Souvenirs, Theatre Review. Zoo, Edinburgh, Edinburgh Fringe Festival.

Liverpool Sound and Vision Rating * * * *

Cast: Alex Walsh, Ellice Stevens, Oscar Owen, Kitty Murdoch, Tommy Loftus, Ella Tebay.

Children can be cruel, it is in their cruelty that they either learn how to be adults that care and show empathy or they descend like monkeys into the art of throwing faeces around to show bitterness and superiority over others. It is the state of such things that can also see a child rise to the point where they fit in more closely with the adult world and its often doomed relationships.

The same can be said at times for journalists, if the elevated piece which captures Humanity at its best, then the muck raking and the name hurling begins in earnest and in Souvenirs, the combination of both child and journalist is captured in dramatic earnest.
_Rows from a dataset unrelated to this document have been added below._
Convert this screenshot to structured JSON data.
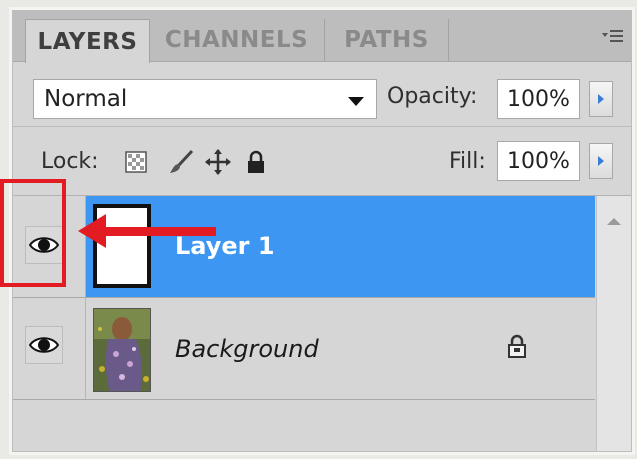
{
  "tabs": [
    {
      "label": "LAYERS",
      "active": true
    },
    {
      "label": "CHANNELS",
      "active": false
    },
    {
      "label": "PATHS",
      "active": false
    }
  ],
  "panel_menu_icon": "panel-menu-icon",
  "blend_mode": {
    "value": "Normal"
  },
  "opacity": {
    "label": "Opacity:",
    "value": "100%"
  },
  "lock": {
    "label": "Lock:",
    "icons": [
      "lock-transparent-pixels-icon",
      "lock-image-pixels-icon",
      "lock-position-icon",
      "lock-all-icon"
    ]
  },
  "fill": {
    "label": "Fill:",
    "value": "100%"
  },
  "layers": [
    {
      "name": "Layer 1",
      "selected": true,
      "visible": true,
      "locked": false
    },
    {
      "name": "Background",
      "selected": false,
      "visible": true,
      "locked": true
    }
  ],
  "colors": {
    "selected_row": "#3d97f2",
    "annotation": "#e31b23",
    "panel_bg": "#d6d6d6"
  }
}
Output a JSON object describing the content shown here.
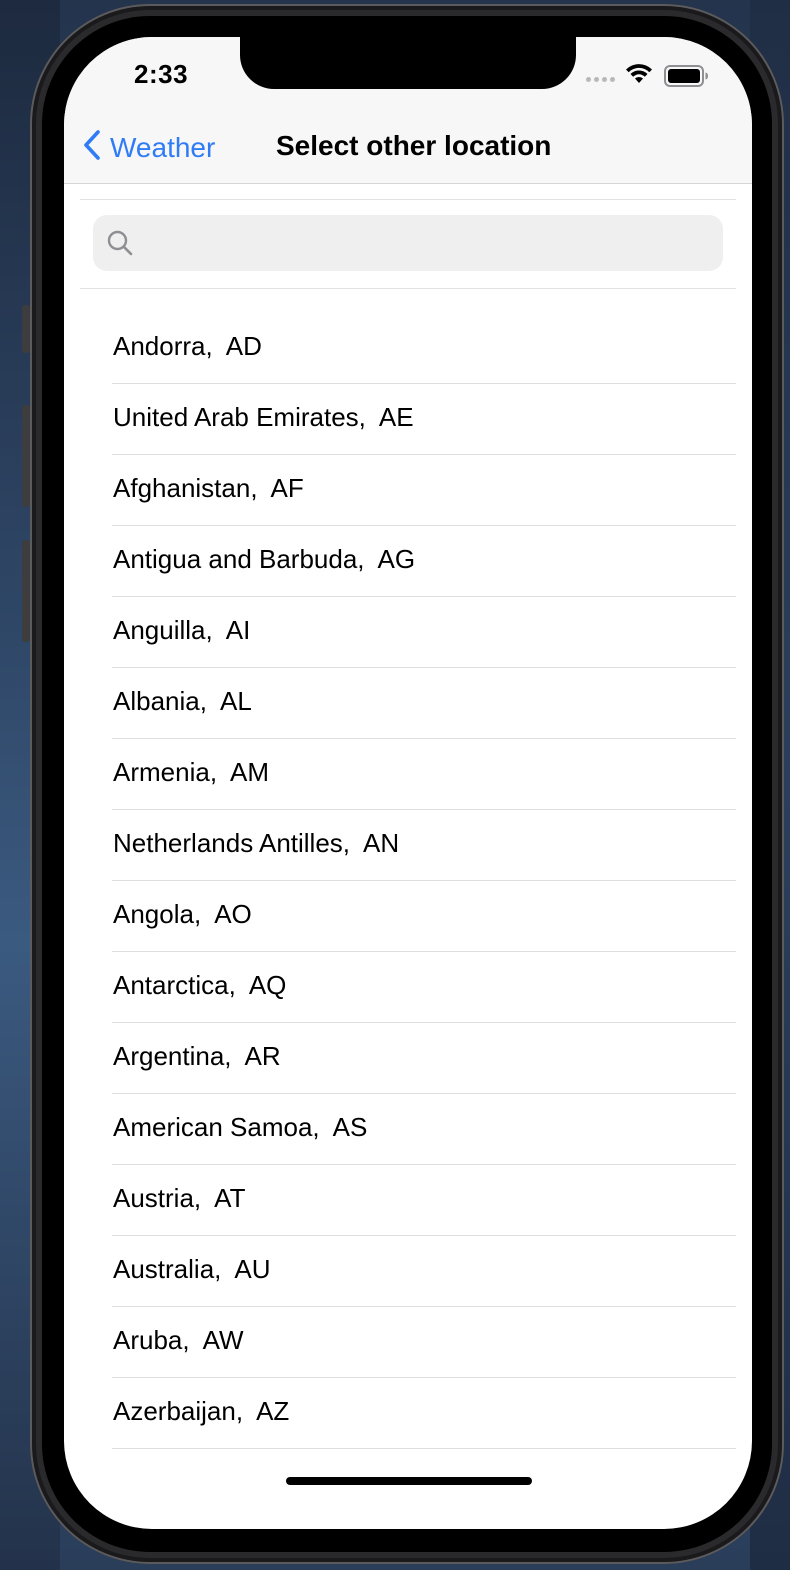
{
  "status_bar": {
    "time": "2:33",
    "icons": [
      "cellular-dots-icon",
      "wifi-icon",
      "battery-icon"
    ]
  },
  "nav_bar": {
    "back_label": "Weather",
    "back_icon": "chevron-left-icon",
    "title": "Select other location"
  },
  "search": {
    "icon": "search-icon",
    "placeholder": "",
    "value": ""
  },
  "locations": [
    {
      "label": "Andorra,  AD"
    },
    {
      "label": "United Arab Emirates,  AE"
    },
    {
      "label": "Afghanistan,  AF"
    },
    {
      "label": "Antigua and Barbuda,  AG"
    },
    {
      "label": "Anguilla,  AI"
    },
    {
      "label": "Albania,  AL"
    },
    {
      "label": "Armenia,  AM"
    },
    {
      "label": "Netherlands Antilles,  AN"
    },
    {
      "label": "Angola,  AO"
    },
    {
      "label": "Antarctica,  AQ"
    },
    {
      "label": "Argentina,  AR"
    },
    {
      "label": "American Samoa,  AS"
    },
    {
      "label": "Austria,  AT"
    },
    {
      "label": "Australia,  AU"
    },
    {
      "label": "Aruba,  AW"
    },
    {
      "label": "Azerbaijan,  AZ"
    }
  ],
  "colors": {
    "accent": "#2F7CF6",
    "nav_background": "#F7F7F7",
    "search_background": "#EFEFEF",
    "separator": "#DEDEE0"
  }
}
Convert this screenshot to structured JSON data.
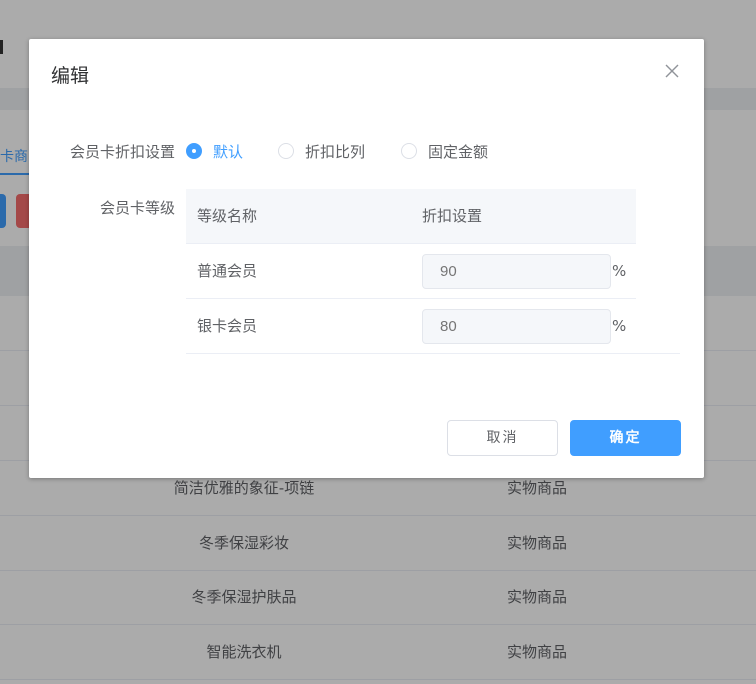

The Child is new in town, the offer of joining a gang is offered but at a price, a price which requires stealing something from a lonely man’s house, a memento to prove she is brave enough to be considered a valued number four.

What she finds is a life that has begun to stagnate in the arms of the person they call the Birdman, a life filled with treasured memories and magnificent memoirs but also ghosts of the family which have held back his life in amongst the quiet discontent of unfulfilled promises.

The piece developed in association with Codpiece Theatre and Fleshblood New writing for the Warwick Arts Centre is a superbly presented play and one with excellent scope to be taken on further into the realms of a bigger production space that the Government should be looking at maintaining and not dismantling through their lack of foresight and traditional values of keeping down bright young energy and sneeringly mocking their creativity.

In Ellice Stevens and Alex Walsh, the Child and The Birdman respectively, the play unfolded with dramatic charm and boundless energy. In Ms. Stevens especially the sense of anticipation and wonder was both palpable and a source of great enjoyment as she harnessed the Child’s thoughts and words down to the core of performance.

A wonderful addition to the Fringe Festival programme taking place at Zoo, Souvenirs is a play worthy of your time.